Título: Empresas tornam-se grandes emissoras
Autor:
Fonte: Valor Econômico, 27/06/2007, Finanças, p. C5

No mundo em desenvolvimento, empresas são maiores tomadoras de empréstimo que os países.

Quem disse que a dívida soberana é onipotente? Empresas em mercados emergentes captaram duas vezes mais valores nos mercados internacionais na comparação com os tomadores soberanos neste ano, numa reviravolta completa em relação a apenas cinco anos atrás.

A mudança atingiu até a China, palco de alguma das maiores emissões de ações já registradas no ano passado. O país transferiu a autoridade sobre emissão de títulos corporativos a um órgão regulador mais liberal, a Comissão Reguladora de Títulos Mobiliários da China.

Ela regulamentou normas que permitem às empresas chinesas vender títulos com vencimento superior a um ano sem necessidade de aprovação de cada emissão. A medida deverá levar a uma disparada nas ofertas de títulos por parte de empresas com dificuldades de caixa, que até agora captaram a maioria dos seus financiamentos através de empréstimos bancários no país.

Se parte desses títulos aportar nos mercados internacionais, o fato se inserirá num padrão que remonta a 2002. Desde aquela época, os investidores globais têm se voltado gradativamente para títulos de dívida dos mercados emergentes e também para ações.

Algumas pessoas perceberam que depois da moratória da Argentina em 2001, os títulos corporativos se recuperaram mais velozmente que os soberanos. Os governos, enquanto isso, tomavam menos empréstimos à medida que suas posições fiscais iam melhorando e retiraram parte dos seus títulos em circulação, o que deu a vantagem à emissão corporativa.

Enquanto isso, algumas empresas, como a Gazprom, maior empresa de energia da Rússia, e a ICICI Bank, da Índia, são classificadas pela firma especialista de crédito Moody's num nível superior ao dos seus governos nacionais. Os investidores, da mesma forma, freqüentemente enxergam uma vantagem em apostar nos setores mais competitivos de um país, como mineração, em vez de fazê-lo para um país inteiro.

Toda essa liquidez foi acompanhada de padrões mais frouxos de concessão de empréstimos.
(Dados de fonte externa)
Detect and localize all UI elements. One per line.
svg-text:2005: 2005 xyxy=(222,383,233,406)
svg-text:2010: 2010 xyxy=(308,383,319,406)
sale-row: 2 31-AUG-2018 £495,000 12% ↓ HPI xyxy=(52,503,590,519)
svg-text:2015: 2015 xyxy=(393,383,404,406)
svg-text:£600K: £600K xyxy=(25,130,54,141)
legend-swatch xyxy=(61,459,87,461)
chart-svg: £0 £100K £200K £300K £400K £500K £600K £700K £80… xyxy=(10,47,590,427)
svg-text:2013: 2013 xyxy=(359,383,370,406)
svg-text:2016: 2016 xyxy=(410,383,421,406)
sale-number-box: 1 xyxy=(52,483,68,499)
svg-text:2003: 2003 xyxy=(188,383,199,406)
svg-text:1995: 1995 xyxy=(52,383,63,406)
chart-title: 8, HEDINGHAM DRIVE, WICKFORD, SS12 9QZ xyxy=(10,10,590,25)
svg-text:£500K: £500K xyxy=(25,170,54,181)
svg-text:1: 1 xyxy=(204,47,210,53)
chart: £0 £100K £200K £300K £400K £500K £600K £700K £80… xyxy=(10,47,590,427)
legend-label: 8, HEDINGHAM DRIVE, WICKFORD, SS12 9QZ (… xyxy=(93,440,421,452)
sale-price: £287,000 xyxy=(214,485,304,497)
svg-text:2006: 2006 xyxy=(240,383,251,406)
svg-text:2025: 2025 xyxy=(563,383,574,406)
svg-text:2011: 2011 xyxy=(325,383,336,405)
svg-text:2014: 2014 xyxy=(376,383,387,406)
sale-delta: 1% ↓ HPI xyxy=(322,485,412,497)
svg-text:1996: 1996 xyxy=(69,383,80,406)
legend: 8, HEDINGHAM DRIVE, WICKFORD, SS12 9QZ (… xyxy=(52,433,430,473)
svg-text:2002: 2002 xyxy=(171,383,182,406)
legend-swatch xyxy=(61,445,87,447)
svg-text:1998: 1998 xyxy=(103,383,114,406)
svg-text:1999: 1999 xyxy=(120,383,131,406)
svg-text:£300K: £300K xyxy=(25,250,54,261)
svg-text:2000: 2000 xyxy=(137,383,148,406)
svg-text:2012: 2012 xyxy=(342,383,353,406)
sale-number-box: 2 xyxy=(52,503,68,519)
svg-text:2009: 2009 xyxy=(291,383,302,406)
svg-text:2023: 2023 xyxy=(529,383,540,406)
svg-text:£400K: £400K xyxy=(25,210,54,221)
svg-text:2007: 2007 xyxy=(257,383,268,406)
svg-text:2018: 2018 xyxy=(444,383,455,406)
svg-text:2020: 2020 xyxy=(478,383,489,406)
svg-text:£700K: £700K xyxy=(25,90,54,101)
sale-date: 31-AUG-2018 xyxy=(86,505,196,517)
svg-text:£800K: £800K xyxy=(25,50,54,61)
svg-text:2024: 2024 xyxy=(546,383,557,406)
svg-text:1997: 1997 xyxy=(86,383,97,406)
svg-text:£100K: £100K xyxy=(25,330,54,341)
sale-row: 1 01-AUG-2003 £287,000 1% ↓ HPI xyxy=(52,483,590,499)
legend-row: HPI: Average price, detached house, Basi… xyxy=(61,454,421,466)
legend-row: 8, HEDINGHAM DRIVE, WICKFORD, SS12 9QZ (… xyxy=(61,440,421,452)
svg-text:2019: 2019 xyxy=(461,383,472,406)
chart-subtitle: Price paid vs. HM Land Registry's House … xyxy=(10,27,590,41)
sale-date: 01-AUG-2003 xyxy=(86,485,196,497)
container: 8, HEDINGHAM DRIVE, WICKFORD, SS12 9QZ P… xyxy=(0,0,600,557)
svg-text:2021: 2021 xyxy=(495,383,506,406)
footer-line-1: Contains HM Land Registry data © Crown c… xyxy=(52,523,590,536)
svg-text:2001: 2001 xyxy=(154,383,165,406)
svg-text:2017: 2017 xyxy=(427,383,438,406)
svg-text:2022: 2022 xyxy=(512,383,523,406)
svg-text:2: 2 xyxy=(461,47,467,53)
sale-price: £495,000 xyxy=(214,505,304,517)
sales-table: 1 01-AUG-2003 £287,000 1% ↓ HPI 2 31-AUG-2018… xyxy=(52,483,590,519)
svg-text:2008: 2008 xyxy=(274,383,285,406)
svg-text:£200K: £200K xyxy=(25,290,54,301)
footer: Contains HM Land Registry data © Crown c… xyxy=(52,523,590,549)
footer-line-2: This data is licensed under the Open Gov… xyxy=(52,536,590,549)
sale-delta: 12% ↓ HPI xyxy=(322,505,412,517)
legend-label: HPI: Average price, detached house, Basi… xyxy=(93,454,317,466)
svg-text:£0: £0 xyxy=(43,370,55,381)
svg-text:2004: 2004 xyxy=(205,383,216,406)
De acordo com um relatório recente do Banco Mundial (Bird), financiadores privados concederam aos tomadores de empréstimos uma maior flexibilidade nas condições dos empréstimos e exigiram menos garantias de terceiros.
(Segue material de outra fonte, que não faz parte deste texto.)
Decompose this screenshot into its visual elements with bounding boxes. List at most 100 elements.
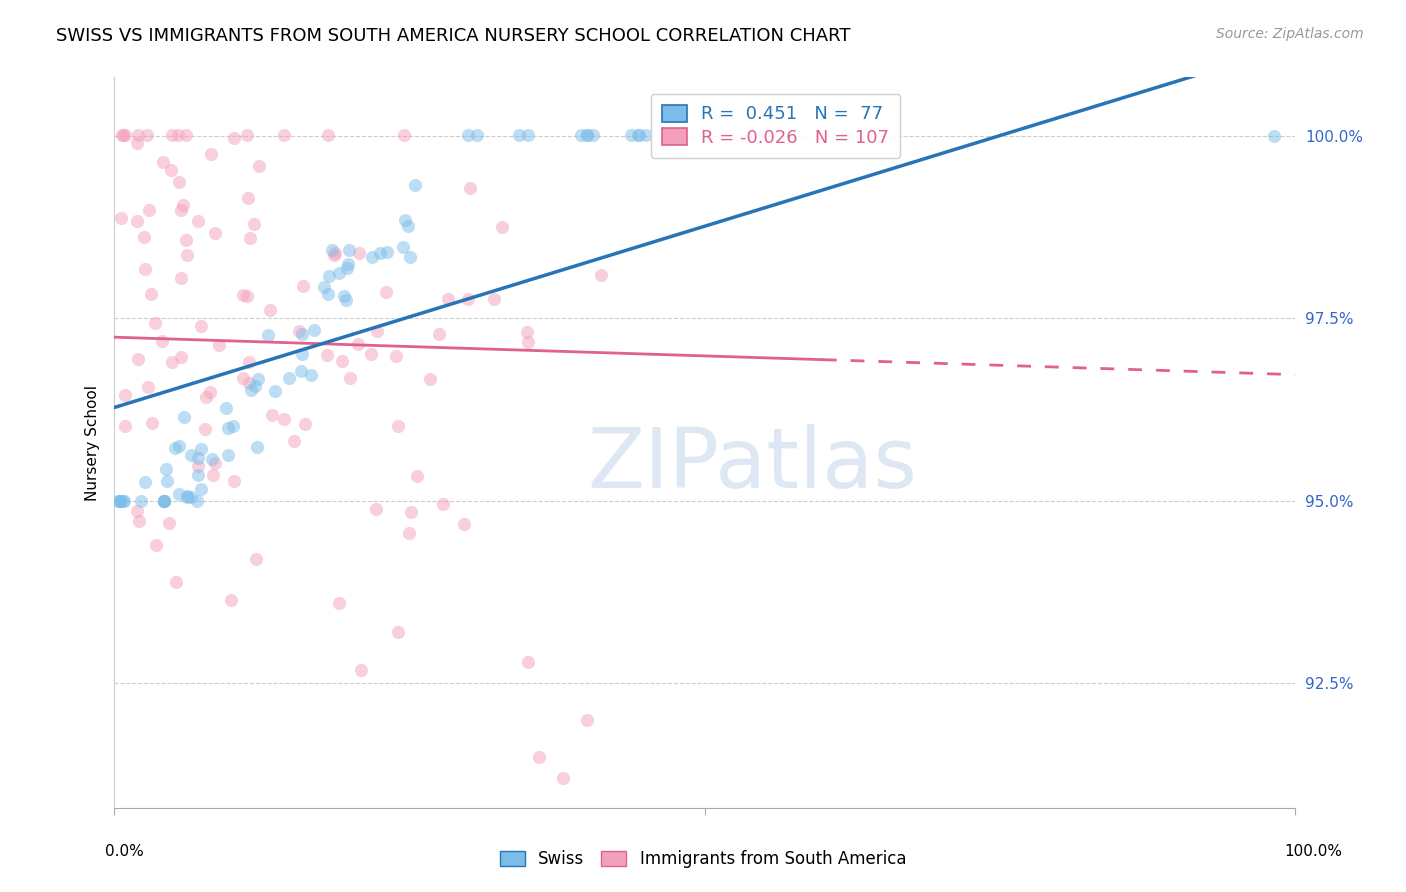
Point (432, 497, 454, 511)
Point (200, 147, 222, 161)
Point (335, 293, 357, 308)
Point (516, 334, 538, 349)
Text: 100.0%: 100.0% (1285, 845, 1343, 859)
Point (551, 772, 574, 786)
Point (238, 376, 260, 391)
Point (190, 482, 212, 496)
Point (240, 384, 263, 398)
Point (202, 468, 225, 483)
Point (508, 128, 530, 142)
Point (323, 246, 346, 260)
Point (236, 191, 259, 205)
Point (328, 266, 350, 280)
Point (173, 410, 195, 425)
Point (160, 163, 183, 178)
Text: 0.0%: 0.0% (105, 845, 145, 859)
Point (360, 346, 382, 360)
Point (576, 128, 599, 142)
Point (516, 128, 538, 142)
Point (315, 348, 337, 362)
Point (127, 352, 149, 367)
Point (398, 526, 420, 541)
Point (330, 354, 353, 368)
Point (283, 434, 305, 449)
Point (143, 316, 166, 330)
Point (114, 388, 136, 402)
Point (392, 128, 415, 142)
Point (170, 350, 193, 364)
Point (141, 286, 163, 301)
Point (128, 514, 150, 528)
Point (200, 385, 222, 400)
Point (366, 324, 388, 338)
Point (160, 355, 183, 369)
Point (135, 128, 157, 142)
Point (194, 391, 217, 405)
Legend: Swiss, Immigrants from South America: Swiss, Immigrants from South America (494, 844, 912, 875)
Point (361, 250, 384, 264)
Point (208, 338, 231, 352)
Point (232, 370, 254, 384)
Point (190, 442, 212, 457)
Point (245, 379, 267, 393)
Point (427, 327, 450, 342)
Point (222, 474, 245, 488)
Point (167, 128, 190, 142)
Point (339, 371, 361, 385)
Point (247, 372, 270, 386)
Point (167, 175, 190, 189)
Point (385, 349, 408, 363)
Point (399, 250, 422, 264)
Point (347, 246, 370, 260)
Point (204, 457, 226, 471)
Point (292, 278, 315, 293)
Point (150, 334, 173, 348)
Point (134, 262, 156, 277)
Point (370, 246, 392, 260)
Legend: R =  0.451   N =  77, R = -0.026   N = 107: R = 0.451 N = 77, R = -0.026 N = 107 (651, 94, 900, 158)
Point (187, 467, 209, 482)
Point (404, 178, 426, 192)
Point (167, 439, 190, 453)
Point (516, 325, 538, 339)
Point (141, 416, 163, 430)
Point (112, 494, 135, 508)
Point (299, 368, 322, 382)
Point (239, 231, 262, 245)
Point (243, 217, 266, 231)
Point (107, 494, 129, 508)
Point (575, 713, 598, 727)
Point (582, 128, 605, 142)
Point (333, 288, 356, 302)
Point (290, 364, 312, 378)
Point (387, 625, 409, 640)
Point (467, 128, 489, 142)
Point (394, 213, 416, 227)
Point (347, 337, 370, 351)
Point (108, 494, 131, 508)
Point (236, 289, 259, 303)
Point (194, 421, 217, 435)
Point (236, 128, 259, 142)
Point (312, 280, 335, 294)
Point (187, 450, 209, 465)
Point (318, 268, 340, 283)
Point (174, 233, 197, 247)
Y-axis label: Nursery School: Nursery School (86, 384, 100, 500)
Point (219, 593, 242, 607)
Point (337, 257, 360, 271)
Point (108, 494, 131, 508)
Point (457, 292, 479, 306)
Point (176, 248, 198, 262)
Point (163, 442, 186, 456)
Point (529, 749, 551, 764)
Point (437, 292, 460, 306)
Point (259, 303, 281, 318)
Point (247, 159, 270, 173)
Point (392, 240, 415, 254)
Point (406, 469, 429, 483)
Point (125, 504, 148, 518)
Point (396, 219, 419, 233)
Point (153, 494, 176, 508)
Point (627, 128, 650, 142)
Os "spreads" (margens de lucro) dos títulos de mercados emergentes em relação aos títulos do Tesouro dos EUA (os "treasuries") caíram de 859 pontos-base em junho de 2002 para 153 pontos-base em 19 de junho, ainda que as agências de classificação tenham sido cautelosas quanto à elevação da nota de crédito dos tomadores de empréstimos.

Algumas pessoas argumentam que isto é uma bolha insustentável, que a transparência reduzida e a governança mais medíocre reinante entre os emissores dos mercados emergentes, bem como os riscos cambiais, não estão refletidos no preço.
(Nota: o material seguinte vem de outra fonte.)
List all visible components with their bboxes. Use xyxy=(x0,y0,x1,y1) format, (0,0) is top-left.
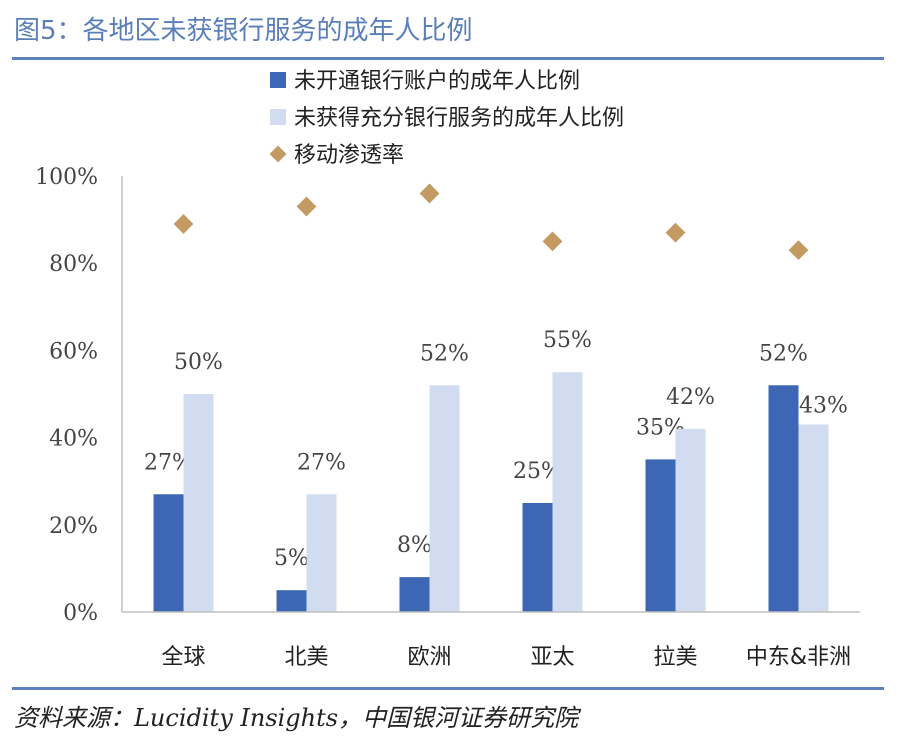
data-label-series2-2: 27% xyxy=(297,450,346,475)
bar-series2-4 xyxy=(552,372,583,612)
bar-series2-1 xyxy=(183,394,214,612)
bar-series1-6 xyxy=(768,385,799,612)
data-label-series2-5: 42% xyxy=(666,385,715,410)
plot-area: 27%50%5%27%8%52%25%55%35%42%52%43% xyxy=(144,183,848,612)
data-label-series2-3: 52% xyxy=(420,341,469,366)
bar-series2-6 xyxy=(798,424,829,612)
x-axis: 全球 北美 欧洲 亚太 拉美 中东&非洲 xyxy=(122,611,860,670)
x-category-label: 中东&非洲 xyxy=(746,645,851,670)
x-category-label: 亚太 xyxy=(530,645,574,670)
y-tick-label: 60% xyxy=(49,339,98,364)
x-category-label: 北美 xyxy=(284,645,328,670)
marker-mobile-penetration-1 xyxy=(173,214,194,234)
data-label-series2-6: 43% xyxy=(799,394,848,419)
y-axis: 0% 20% 40% 60% 80% 100% xyxy=(35,165,123,626)
source-divider xyxy=(12,687,884,690)
data-label-series1-6: 52% xyxy=(759,341,808,366)
source-note: 资料来源：Lucidity Insights，中国银河证券研究院 xyxy=(14,704,579,732)
x-category-label: 全球 xyxy=(161,645,205,670)
bar-series2-5 xyxy=(675,428,706,612)
y-tick-label: 80% xyxy=(49,252,98,277)
legend-label-3: 移动渗透率 xyxy=(294,143,404,168)
marker-mobile-penetration-5 xyxy=(665,222,686,243)
bar-series1-3 xyxy=(399,577,430,612)
figure-title: 图5：各地区未获银行服务的成年人比例 xyxy=(14,16,473,46)
bar-series1-4 xyxy=(522,503,553,612)
y-tick-label: 40% xyxy=(49,427,98,452)
data-label-series1-2: 5% xyxy=(274,546,309,571)
data-label-series2-4: 55% xyxy=(543,328,592,353)
data-label-series2-1: 50% xyxy=(174,350,223,375)
marker-mobile-penetration-2 xyxy=(296,196,317,217)
data-label-series1-3: 8% xyxy=(397,533,432,558)
bar-series2-2 xyxy=(306,494,337,612)
x-category-label: 欧洲 xyxy=(407,645,451,670)
y-tick-label: 0% xyxy=(63,601,98,626)
x-category-label: 拉美 xyxy=(653,645,697,670)
marker-mobile-penetration-4 xyxy=(542,231,563,252)
marker-mobile-penetration-6 xyxy=(788,240,809,261)
y-tick-label: 20% xyxy=(49,514,98,539)
y-tick-label: 100% xyxy=(35,165,98,190)
bar-series2-3 xyxy=(429,385,460,612)
marker-mobile-penetration-3 xyxy=(419,183,440,204)
bar-series1-2 xyxy=(276,590,307,612)
legend-swatch-1 xyxy=(270,72,286,88)
legend-swatch-2 xyxy=(270,109,286,125)
bar-series1-1 xyxy=(153,494,184,612)
legend-label-2: 未获得充分银行服务的成年人比例 xyxy=(294,106,624,131)
title-divider xyxy=(12,57,884,60)
legend-label-1: 未开通银行账户的成年人比例 xyxy=(294,69,580,94)
bar-series1-5 xyxy=(645,459,676,612)
legend-swatch-3 xyxy=(269,145,287,163)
Paladinos dos mercados emergentes, porém, observam que alguns emissores têm apoio explícito ou implícito do governo e que os maiores tomadores de empréstimo do setor privado, incluindo multinacionais como a empresa de cimento Cemex, do México, têm receitas geograficamente distintas. O Bird também observa que, na média, empresas de mercados emergentes que exploraram mercados internacionais foram dez vezes maiores em ativos que suas rivais internas, conferindo-lhes grande vigor em seus países natais.

A maior preocupação dos credores é a liquidez global. Quando a aversão ao risco aumenta - como certamente acontecerá novamente em algum ponto - os tomadores de empréstimos dos mercados emergentes geralmente sentem rapidamente os seus efeitos.

Durante o forte movimento de venda de treasuries deste mês, os títulos dos mercados emergentes resistiram bem. Se os mercados, ou a economia, derem uma guinada radical para pior, porém, os investidores talvez não serão tão corajosos. Ademais, os financiadores precisarão avaliar as dificuldades jurídicas de fazer cumprir contratos de dívida nos mercados emergentes. Em alguns países, como Turquia e México, a legislação está baseada no modelo napoleônico francês, no qual os credores garantidos não podem cobrar tanto quanto nos países que seguem a lei fundada nos costumes. Estudos também mostraram que a capacidade de pagamento está estreitamente ligada com outras medidas da saúde do setor público, como o controle da corrupção e a responsabilidade fiscal. Portanto, a política de governo certamente importa. O soberano ainda vale alguma coisa, afinal.